Generalised directed last passage percolation: invariant laws on the cylinders

TL;DR

This paper introduces a generalized directed last passage percolation model on cylinders, analyzing its invariant laws and front line behavior, with explicit solutions in certain integrable cases using probabilistic cellular automata.

Contribution

It extends LPP to a more general setting with dependency on cell differences and provides explicit invariant laws on cylinders in integrable cases.

Findings

Explicit invariant laws for GLPP on cylinders in some cases

Use of probabilistic cellular automata to analyze LPP models

Identification of physical meaning of the generalization

Abstract

The directed last passage percolation (LPP) on the quarter-plane is a growing model.
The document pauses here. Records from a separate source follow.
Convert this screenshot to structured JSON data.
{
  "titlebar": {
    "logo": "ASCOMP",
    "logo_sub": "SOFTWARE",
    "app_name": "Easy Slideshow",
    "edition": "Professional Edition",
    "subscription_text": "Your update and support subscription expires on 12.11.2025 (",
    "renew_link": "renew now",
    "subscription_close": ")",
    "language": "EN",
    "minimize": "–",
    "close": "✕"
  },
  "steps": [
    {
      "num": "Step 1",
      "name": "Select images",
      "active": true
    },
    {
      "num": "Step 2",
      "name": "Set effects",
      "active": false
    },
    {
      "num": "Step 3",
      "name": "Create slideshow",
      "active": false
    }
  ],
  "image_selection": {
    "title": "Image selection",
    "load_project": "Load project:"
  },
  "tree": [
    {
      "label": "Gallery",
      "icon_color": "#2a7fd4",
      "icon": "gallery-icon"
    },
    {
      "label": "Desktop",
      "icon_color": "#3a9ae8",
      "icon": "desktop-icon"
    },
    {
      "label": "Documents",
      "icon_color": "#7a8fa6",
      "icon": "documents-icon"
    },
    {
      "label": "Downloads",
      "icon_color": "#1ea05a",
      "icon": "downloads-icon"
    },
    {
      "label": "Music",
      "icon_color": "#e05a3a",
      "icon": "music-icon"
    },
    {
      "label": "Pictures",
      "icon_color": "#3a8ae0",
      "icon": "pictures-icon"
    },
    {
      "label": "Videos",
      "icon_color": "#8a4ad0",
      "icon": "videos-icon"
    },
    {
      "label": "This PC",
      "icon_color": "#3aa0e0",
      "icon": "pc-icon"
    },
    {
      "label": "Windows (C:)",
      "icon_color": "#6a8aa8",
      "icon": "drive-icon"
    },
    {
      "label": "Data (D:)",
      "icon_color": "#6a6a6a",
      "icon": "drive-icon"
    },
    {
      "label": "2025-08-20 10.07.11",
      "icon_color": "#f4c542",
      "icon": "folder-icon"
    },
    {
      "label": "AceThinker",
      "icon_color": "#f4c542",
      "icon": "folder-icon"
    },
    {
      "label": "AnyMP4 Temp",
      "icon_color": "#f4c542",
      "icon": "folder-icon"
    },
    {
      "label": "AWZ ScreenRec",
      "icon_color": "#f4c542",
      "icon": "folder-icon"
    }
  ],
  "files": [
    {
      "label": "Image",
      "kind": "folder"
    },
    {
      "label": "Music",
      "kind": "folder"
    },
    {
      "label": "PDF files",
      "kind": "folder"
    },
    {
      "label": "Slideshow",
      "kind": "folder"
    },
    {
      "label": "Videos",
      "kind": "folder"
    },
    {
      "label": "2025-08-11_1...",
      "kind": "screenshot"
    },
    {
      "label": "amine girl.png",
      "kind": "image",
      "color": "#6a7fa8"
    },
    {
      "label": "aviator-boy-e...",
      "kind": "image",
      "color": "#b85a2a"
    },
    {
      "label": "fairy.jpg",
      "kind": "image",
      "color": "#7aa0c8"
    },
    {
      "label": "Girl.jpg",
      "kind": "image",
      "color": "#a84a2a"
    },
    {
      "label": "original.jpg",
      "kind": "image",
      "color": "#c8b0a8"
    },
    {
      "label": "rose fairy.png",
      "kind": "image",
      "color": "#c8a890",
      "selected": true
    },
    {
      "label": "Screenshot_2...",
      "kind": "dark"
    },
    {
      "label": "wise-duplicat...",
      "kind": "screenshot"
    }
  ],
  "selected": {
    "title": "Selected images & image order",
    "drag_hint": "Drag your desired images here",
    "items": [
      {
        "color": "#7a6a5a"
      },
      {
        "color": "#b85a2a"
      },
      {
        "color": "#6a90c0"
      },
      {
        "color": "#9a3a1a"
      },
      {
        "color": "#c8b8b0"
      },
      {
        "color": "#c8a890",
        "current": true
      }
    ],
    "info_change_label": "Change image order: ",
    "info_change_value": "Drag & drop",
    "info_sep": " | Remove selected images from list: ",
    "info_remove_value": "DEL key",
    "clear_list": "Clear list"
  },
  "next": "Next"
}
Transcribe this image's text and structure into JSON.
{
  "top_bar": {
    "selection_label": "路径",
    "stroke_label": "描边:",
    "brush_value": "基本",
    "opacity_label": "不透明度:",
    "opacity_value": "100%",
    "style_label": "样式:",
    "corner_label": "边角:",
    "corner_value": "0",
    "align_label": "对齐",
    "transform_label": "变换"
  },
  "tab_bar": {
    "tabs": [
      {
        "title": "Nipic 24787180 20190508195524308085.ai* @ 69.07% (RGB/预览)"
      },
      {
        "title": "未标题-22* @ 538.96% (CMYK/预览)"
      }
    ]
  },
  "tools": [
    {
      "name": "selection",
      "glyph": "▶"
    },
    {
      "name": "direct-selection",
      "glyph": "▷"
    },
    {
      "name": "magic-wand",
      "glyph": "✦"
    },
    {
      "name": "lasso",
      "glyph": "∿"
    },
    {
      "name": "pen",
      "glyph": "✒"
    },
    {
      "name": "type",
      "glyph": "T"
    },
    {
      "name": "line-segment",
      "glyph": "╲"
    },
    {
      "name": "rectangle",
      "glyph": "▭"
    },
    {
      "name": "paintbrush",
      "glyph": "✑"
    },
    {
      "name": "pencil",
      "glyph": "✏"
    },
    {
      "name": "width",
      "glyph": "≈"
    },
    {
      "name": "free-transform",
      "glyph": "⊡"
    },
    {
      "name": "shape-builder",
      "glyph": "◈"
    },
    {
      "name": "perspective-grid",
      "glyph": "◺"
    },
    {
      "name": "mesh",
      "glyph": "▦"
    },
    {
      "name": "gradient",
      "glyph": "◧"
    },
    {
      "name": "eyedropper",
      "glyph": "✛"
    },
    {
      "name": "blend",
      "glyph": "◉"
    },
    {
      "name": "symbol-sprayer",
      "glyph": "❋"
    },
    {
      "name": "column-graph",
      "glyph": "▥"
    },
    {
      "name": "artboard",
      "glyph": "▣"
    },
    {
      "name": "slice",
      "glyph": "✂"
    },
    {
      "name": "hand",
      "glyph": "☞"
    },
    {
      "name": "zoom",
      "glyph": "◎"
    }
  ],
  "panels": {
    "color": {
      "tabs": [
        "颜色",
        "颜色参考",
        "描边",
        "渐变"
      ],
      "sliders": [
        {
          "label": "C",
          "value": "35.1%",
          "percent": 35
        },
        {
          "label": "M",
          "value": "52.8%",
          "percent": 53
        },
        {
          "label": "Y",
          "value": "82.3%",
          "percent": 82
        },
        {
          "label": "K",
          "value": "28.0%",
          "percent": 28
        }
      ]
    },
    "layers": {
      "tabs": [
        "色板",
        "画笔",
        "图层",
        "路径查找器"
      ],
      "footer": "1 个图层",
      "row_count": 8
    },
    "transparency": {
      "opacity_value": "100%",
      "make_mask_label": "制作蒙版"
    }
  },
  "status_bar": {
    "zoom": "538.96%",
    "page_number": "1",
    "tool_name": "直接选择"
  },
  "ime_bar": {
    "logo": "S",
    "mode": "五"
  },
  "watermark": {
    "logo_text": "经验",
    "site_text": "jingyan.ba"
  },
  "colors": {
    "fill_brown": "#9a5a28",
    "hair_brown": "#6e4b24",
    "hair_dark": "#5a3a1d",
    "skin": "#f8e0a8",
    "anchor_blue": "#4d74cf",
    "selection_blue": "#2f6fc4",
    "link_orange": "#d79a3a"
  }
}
To come into the growing set, a cell needs that the cells on its bottom and on its left to be in the growing set, and then to wait a random time. We present here a generalisation of directed last passage percolation (GLPP). In GLPP, the waiting time of a cell depends on the difference of the coming times of its bottom and left cells. We explain in this article the physical meaning of this generalisation. In this first work on GLPP, we study them as a growing model on the cylinders rather than on the quarter-plane, the eighth-plane or the half-plane. We focus, mainly, on the law of the front line. In particular, we prove, in some integrable cases, that this law could be given explicitly as a function of the parameters of the model. These new results are obtained by the use of probabilistic cellular automata (PCA) to study LPP and GLPP.